Media Releases article written on the 16 Apr 2014

With just eight months left before Australia hands back its seat on the UN Security Council, there is little time left to fully maximize this rare opportunity to make a real difference for people who are caught up in the horror of war in places like Syria and Afghanistan.

A new report by Oxfam Australia released today – On the Home Stretch: Why Australia must use its final months on the UN Security Council to advance the rights and safety of civilians – shows that Australia has been instrumental in negotiating some of the Council’s most significant and positive resolutions since it took up its role in January 2013, including agreements on small arms control, humanitarian aid access in Syria and protecting women’s rights in Afghanistan.

Nevertheless, the report warns that questions remain about the impact of these agreements as we witness a significant deterioration of peace and security globally.

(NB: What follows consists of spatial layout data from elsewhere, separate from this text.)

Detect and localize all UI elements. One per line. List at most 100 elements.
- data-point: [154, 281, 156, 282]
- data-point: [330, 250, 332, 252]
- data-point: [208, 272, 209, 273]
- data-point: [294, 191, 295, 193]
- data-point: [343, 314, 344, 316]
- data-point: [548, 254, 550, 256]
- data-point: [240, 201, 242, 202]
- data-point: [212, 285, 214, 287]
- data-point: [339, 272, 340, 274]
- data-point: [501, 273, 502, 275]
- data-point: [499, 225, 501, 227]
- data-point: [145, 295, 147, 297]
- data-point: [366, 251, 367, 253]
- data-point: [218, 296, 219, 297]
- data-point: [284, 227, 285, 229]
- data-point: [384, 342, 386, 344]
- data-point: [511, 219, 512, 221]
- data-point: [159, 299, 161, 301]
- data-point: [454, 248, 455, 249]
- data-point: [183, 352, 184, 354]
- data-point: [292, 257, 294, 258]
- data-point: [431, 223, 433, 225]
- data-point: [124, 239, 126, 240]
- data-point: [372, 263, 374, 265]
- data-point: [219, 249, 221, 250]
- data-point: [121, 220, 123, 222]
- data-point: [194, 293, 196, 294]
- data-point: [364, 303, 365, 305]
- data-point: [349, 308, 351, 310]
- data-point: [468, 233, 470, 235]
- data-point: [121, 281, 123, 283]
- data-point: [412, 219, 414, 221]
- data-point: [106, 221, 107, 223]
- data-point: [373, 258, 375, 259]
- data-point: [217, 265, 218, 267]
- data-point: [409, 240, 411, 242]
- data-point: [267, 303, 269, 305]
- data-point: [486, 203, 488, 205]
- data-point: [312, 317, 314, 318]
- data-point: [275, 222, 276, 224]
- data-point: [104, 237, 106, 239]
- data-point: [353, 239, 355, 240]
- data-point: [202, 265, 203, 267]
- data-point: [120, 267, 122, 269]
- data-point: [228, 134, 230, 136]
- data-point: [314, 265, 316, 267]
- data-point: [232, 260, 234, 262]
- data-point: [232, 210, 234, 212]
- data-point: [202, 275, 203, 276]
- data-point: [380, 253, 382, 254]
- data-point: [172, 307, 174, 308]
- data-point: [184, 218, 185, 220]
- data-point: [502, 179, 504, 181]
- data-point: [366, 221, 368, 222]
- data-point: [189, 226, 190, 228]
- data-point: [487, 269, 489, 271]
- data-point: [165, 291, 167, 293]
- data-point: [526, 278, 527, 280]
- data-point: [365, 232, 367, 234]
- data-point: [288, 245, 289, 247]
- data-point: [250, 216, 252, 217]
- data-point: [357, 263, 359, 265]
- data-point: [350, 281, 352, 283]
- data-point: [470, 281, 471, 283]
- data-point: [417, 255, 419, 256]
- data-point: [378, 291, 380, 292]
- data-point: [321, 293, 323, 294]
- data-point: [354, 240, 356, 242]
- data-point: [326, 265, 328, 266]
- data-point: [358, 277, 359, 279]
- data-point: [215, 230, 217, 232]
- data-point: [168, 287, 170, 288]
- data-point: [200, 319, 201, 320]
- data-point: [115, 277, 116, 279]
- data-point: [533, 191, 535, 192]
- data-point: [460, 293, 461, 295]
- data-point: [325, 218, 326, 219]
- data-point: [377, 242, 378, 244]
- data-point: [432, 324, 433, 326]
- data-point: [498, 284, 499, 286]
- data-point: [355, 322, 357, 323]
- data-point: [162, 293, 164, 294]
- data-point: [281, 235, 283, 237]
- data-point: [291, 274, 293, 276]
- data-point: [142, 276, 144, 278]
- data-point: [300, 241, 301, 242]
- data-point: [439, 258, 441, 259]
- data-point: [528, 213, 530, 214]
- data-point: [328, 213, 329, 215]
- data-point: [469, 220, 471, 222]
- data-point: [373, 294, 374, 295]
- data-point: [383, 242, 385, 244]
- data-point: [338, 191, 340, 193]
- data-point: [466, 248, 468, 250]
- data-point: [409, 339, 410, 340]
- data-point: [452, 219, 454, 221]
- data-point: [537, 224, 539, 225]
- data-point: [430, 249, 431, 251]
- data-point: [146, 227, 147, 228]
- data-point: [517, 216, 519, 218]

Oxfam Australia Chief Executive Dr Helen Szoke said Australia’s term on the Council had been ‘bittersweet’.

“While Australia should be immensely proud of its achievements on the UN Security Council, we cannot ignore the fact that conflict has escalated dramatically across many countries in the past year – from Syria and Sudan to the Central African Republic,” Dr Szoke said.

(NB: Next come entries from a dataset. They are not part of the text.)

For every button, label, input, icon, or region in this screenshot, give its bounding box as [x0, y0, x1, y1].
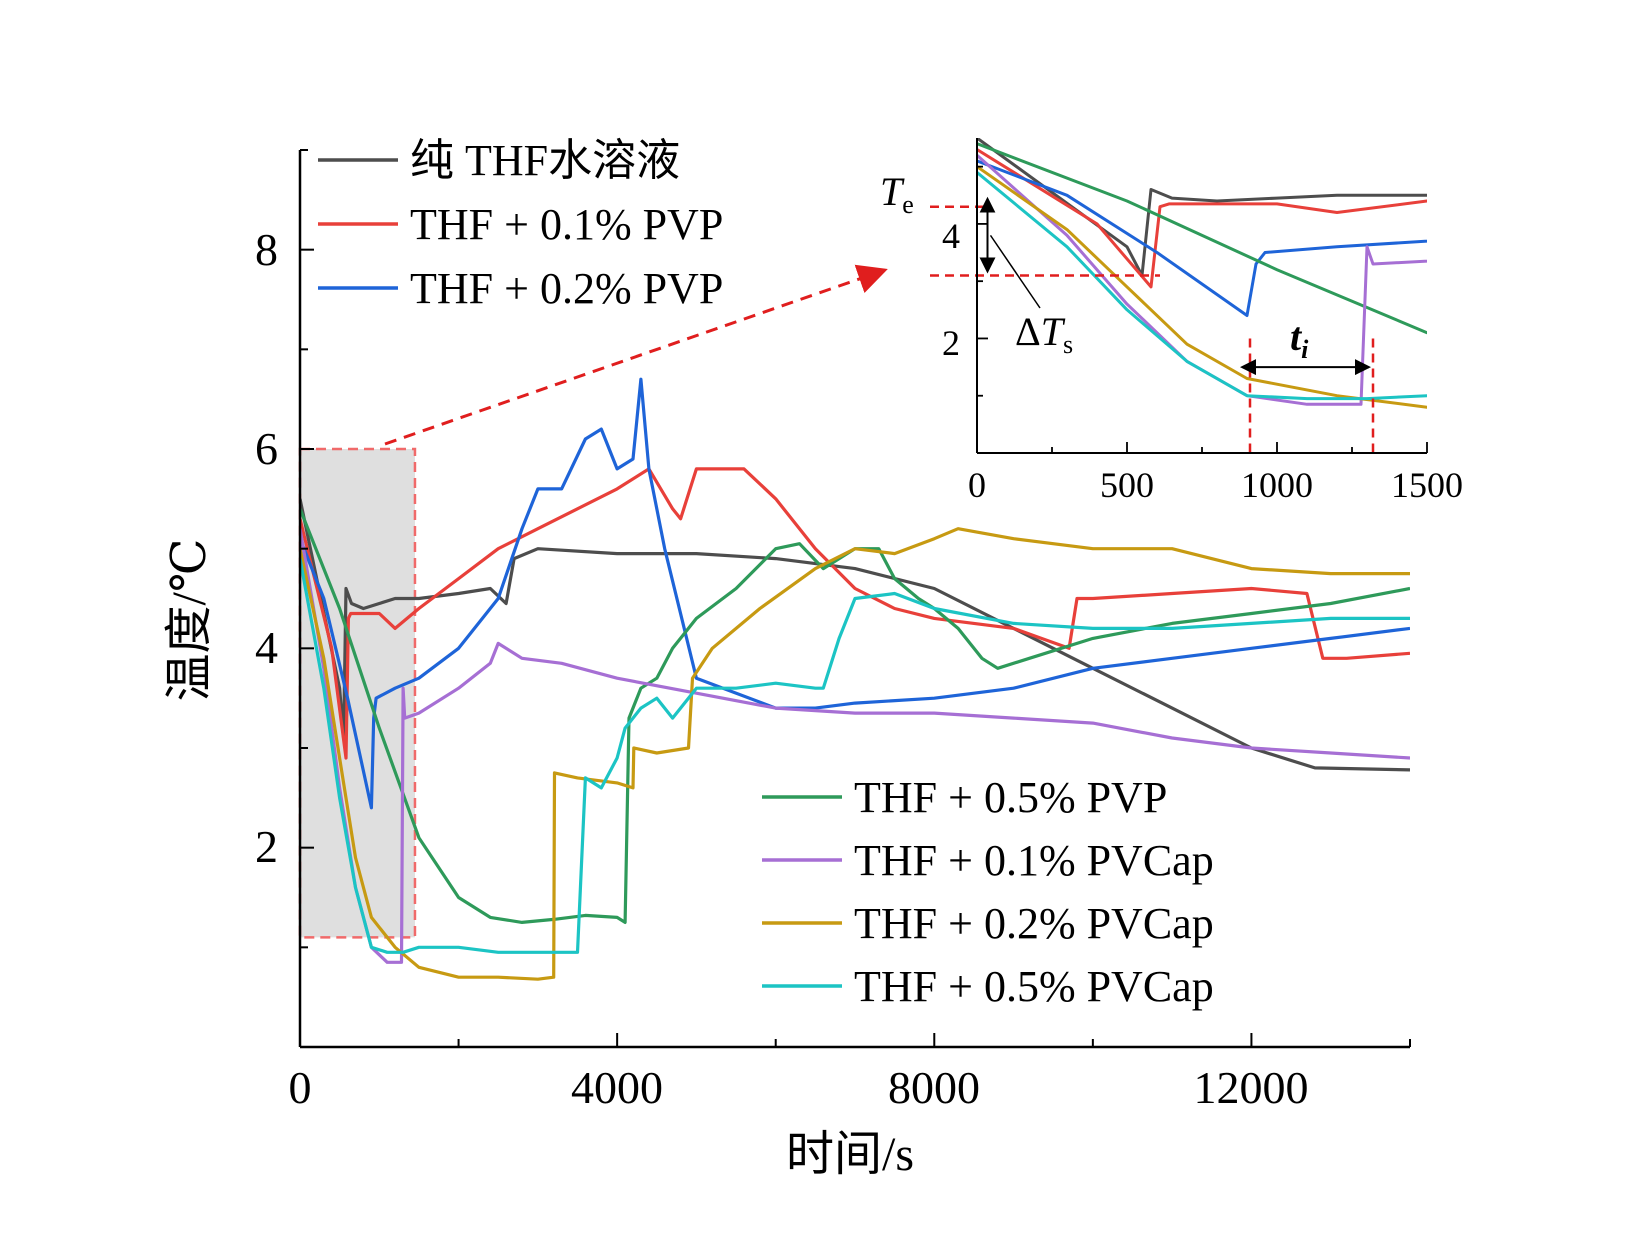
y-tick-label: 4	[255, 622, 278, 673]
legend-label: THF + 0.1% PVP	[410, 200, 723, 249]
x-tick-label: 4000	[571, 1062, 663, 1113]
legend-label: THF + 0.5% PVP	[854, 773, 1167, 822]
ti-label: ti	[1290, 314, 1309, 364]
series-line-7	[300, 558, 1410, 954]
main-axes	[298, 150, 1410, 1049]
series-line-1	[300, 498, 1410, 772]
series-line-4	[300, 508, 1410, 925]
y-tick-label: 6	[255, 423, 278, 474]
inset-plot: 0 500 1000 1500 2 4 Te ΔTs ti	[880, 138, 1463, 505]
inset-series-line-5	[977, 154, 1427, 406]
inset-series-line-4	[977, 142, 1427, 335]
zoom-highlight-region	[298, 447, 417, 939]
main-ticks	[299, 149, 1411, 1047]
te-label: Te	[880, 169, 914, 219]
inset-series-line-2	[977, 148, 1427, 289]
x-tick-label: 12000	[1194, 1062, 1309, 1113]
y-axis-title: 温度/℃	[163, 538, 216, 701]
legend-label: THF + 0.5% PVCap	[854, 962, 1214, 1011]
series-line-3	[300, 377, 1410, 810]
legend-label: THF + 0.1% PVCap	[854, 836, 1214, 885]
x-tick-label: 8000	[888, 1062, 980, 1113]
series-line-6	[300, 527, 1410, 981]
legend-top: 纯 THF水溶液 THF + 0.1% PVP THF + 0.2% PVP	[318, 136, 723, 313]
delta-ts-label: ΔTs	[1015, 309, 1073, 359]
x-tick-label: 0	[289, 1062, 312, 1113]
inset-series-line-1	[977, 138, 1427, 277]
inset-x-tick-label: 500	[1100, 465, 1154, 505]
inset-plot-series	[977, 138, 1427, 409]
legend-bottom: THF + 0.5% PVP THF + 0.1% PVCap THF + 0.2%…	[762, 773, 1214, 1011]
inset-reference-lines	[930, 196, 1375, 455]
inset-x-tick-label: 1000	[1241, 465, 1313, 505]
inset-y-tick-label: 4	[942, 216, 960, 256]
delta-ts-leader	[989, 234, 1041, 309]
legend-label: THF + 0.2% PVCap	[854, 899, 1214, 948]
inset-ticks	[976, 165, 1428, 453]
inset-series-line-7	[977, 171, 1427, 401]
x-tick-labels: 0 4000 8000 12000	[289, 1062, 1309, 1113]
inset-x-tick-label: 1500	[1391, 465, 1463, 505]
inset-series-line-3	[977, 159, 1427, 317]
y-tick-label: 2	[255, 821, 278, 872]
legend-label: THF + 0.2% PVP	[410, 264, 723, 313]
main-plot-series	[300, 377, 1410, 981]
x-axis-title: 时间/s	[786, 1128, 914, 1181]
zoom-arrow	[384, 264, 888, 446]
inset-series-line-6	[977, 165, 1427, 409]
inset-x-tick-label: 0	[968, 465, 986, 505]
legend-label: 纯 THF水溶液	[410, 136, 680, 185]
y-tick-labels: 2 4 6 8	[255, 224, 278, 872]
inset-y-tick-label: 2	[942, 323, 960, 363]
series-line-2	[300, 467, 1410, 760]
y-tick-label: 8	[255, 224, 278, 275]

“Australia has brokered some important agreements on the Council and arguably made more of an impact than thought possible for an elected, non-permanent member.  But now the government needs to work to translate these successes into action on the ground.”

Dr Szoke said there was often a wide gap between the Security Council’s agreements relating to the protection of civilians and the willingness and capacity of the Council’s members to hold themselves, other governments and peacekeeping missions accountable for implementation.

“This ‘implementation gap’ is a significant impediment to international peace and security, and Australia needs to focus the remainder of its Security Council term on transforming words into tangible outcomes,” she said.

“Australia should start by pushing for greater transparency of Security Council processes, including opening up the Council to greater scrutiny from the public.”

She said among Australia’s achievements had been securing a Security Council agreement to facilitate the opening up of humanitarian access in Syria – where the number of people requiring assistance had more than doubled since Australia took up its seat.

“Australia now needs to continue with this powerful momentum if it is to leave a positive and lasting legacy for the men, women and children suffering through ongoing crises,” she said.